First, I will note that the subdistribution was as follows:
3/2 Christian Practice
T: Japan, Opus Dei, Church of the Holy Sepulchre
B: Mount Athos/Axion Estin/Ecumenical Patriarch, television/Brazil/Robert Schuller
1/2 Jewish Practice
T: Chabad
B: fish/borer/hamsa, Rashbi/Kabbalah/Isaac Luria
1/2 Christian Bible
T: Clement
B: Marcion/Luke/Ebionites, Isaiah/Phillip the Evangelist/the Temple
2/1 Hebrew Bible
T: Moab, Azazel
B: covenants/rainbow/Galatians
3/3 Islam
T: Alawites, Gabriel, Abraham
B: bid'ah/Mawlid/five, Arabs/jizya/Bilal, Abu Sufyan/Mahdi/black
2/2 Hinduism
T: garlands, Adi Shankara
B: Brahmo Samaj/sati/murti, threads/ashram/Gayatri mantra
2/2 Buddhism
T: Nichiren, Burma
B: catuskoti/Nagarjuna/Mahayana, Dorje Shugden/Gelug/China
1/1 Other
T: Roma
B: haoma/Ab-Zohr/fire temple
Overall, I wanted to have an emphasis on the Judaeo-Christian tradition, as a nod to the importance of those religions in Western culture and to the demographics of the quizbowl community, but I also wanted to ensure that Islam and Dharmic religions have significant representation. In aggregate, I sought to deflect focus away from less-widely practiced (if no less important) religions like the Bahá'í Faith and Zoroastrianism that have been heavily asked about in the past towards areas of major religions that have not been widely explored. My key points are the following:
- 1. Religion content that is academic in nature can be incorporated without sacrificing content about scriptures and practice. For example, my tossup on Moab led in with clues about biblical archeology, which is an interesting academic area that hasn't really been explored much in quizbowl, but it ended with clues taken straight from scripture in Ruth and Genesis. Another example of this would be my Marcion bonus, where I incorporated scholarship on early Christianity and early Christian writings into a bonus with a very straighforward easy part taken from the Gospels (Luke). I would argue incorporating academic content into religion in ways like common links and bonus parts is important for accessibility and player empathy because it allows for a much broader range of players to answer the question, while still allowing for those with deeper academic knowledge to gain an advantage.
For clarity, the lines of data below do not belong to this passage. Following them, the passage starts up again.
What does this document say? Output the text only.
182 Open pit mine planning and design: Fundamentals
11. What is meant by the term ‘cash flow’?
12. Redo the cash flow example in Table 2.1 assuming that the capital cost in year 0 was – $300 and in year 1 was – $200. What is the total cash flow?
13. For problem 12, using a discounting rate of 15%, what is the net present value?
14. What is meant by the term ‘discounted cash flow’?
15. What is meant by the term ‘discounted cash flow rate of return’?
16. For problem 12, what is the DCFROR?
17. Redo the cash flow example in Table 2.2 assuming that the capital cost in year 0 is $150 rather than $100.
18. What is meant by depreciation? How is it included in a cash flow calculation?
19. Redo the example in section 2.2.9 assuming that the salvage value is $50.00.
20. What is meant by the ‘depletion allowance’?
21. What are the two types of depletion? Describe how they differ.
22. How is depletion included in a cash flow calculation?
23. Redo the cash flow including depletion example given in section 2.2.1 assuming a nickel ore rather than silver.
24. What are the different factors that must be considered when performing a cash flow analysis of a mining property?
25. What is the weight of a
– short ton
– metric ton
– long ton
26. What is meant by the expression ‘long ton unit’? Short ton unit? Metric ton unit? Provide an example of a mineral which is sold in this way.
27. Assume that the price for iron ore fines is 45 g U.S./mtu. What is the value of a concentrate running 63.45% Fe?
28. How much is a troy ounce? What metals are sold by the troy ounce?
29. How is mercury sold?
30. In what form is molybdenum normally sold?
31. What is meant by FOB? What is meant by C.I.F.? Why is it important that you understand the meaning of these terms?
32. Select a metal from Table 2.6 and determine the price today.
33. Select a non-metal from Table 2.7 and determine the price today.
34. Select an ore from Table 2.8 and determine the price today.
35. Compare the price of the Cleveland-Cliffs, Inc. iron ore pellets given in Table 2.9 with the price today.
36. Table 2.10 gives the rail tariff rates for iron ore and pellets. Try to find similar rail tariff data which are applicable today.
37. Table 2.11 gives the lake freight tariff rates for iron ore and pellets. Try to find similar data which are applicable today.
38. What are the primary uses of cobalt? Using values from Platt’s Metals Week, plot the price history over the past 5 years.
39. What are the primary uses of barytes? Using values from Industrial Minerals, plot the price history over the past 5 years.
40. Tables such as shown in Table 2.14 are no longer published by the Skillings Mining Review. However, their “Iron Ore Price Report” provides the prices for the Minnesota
2. Religion is contemporary as much as ancient and this fact should be reflected when possible. While every major religion obviously originated over a millennium ago, there are so many important religious movements that have only arisen in the last two centuries. It seemed odd to me, then, that many quizbowl tournaments would place such a major focus on older movements and personalities when there are many newer ones that have had just as much impact, if not more, on people living today. For examples of this, you could look at my tossup on Opus Dei or my bonus on Brahmo Samaj, or Aseem's bonus on televangelism. Obviously, this might not be as feasible at lower-difficulty tournaments due to difficulty concerns.
3. I recognize that the difficulty of some of these questions may have been higher than I anticipated (Clement, Adi Shankara), and for that I apologize. However, I hope that the effect of the difficulty was not to cause people to think "Who even cares about this?" (a thought that I have had in the past about a non-zero number of questions), but to think "I don't know this but it seems important." For this reason, I sought to avoid overly focusing on minor details with these difficult answerlines but to connect them to the broader contexts in which they are important (the development of the Christian canon in the case of Clement, the various schools of Hindu philosophy in the case of Adi Shankara).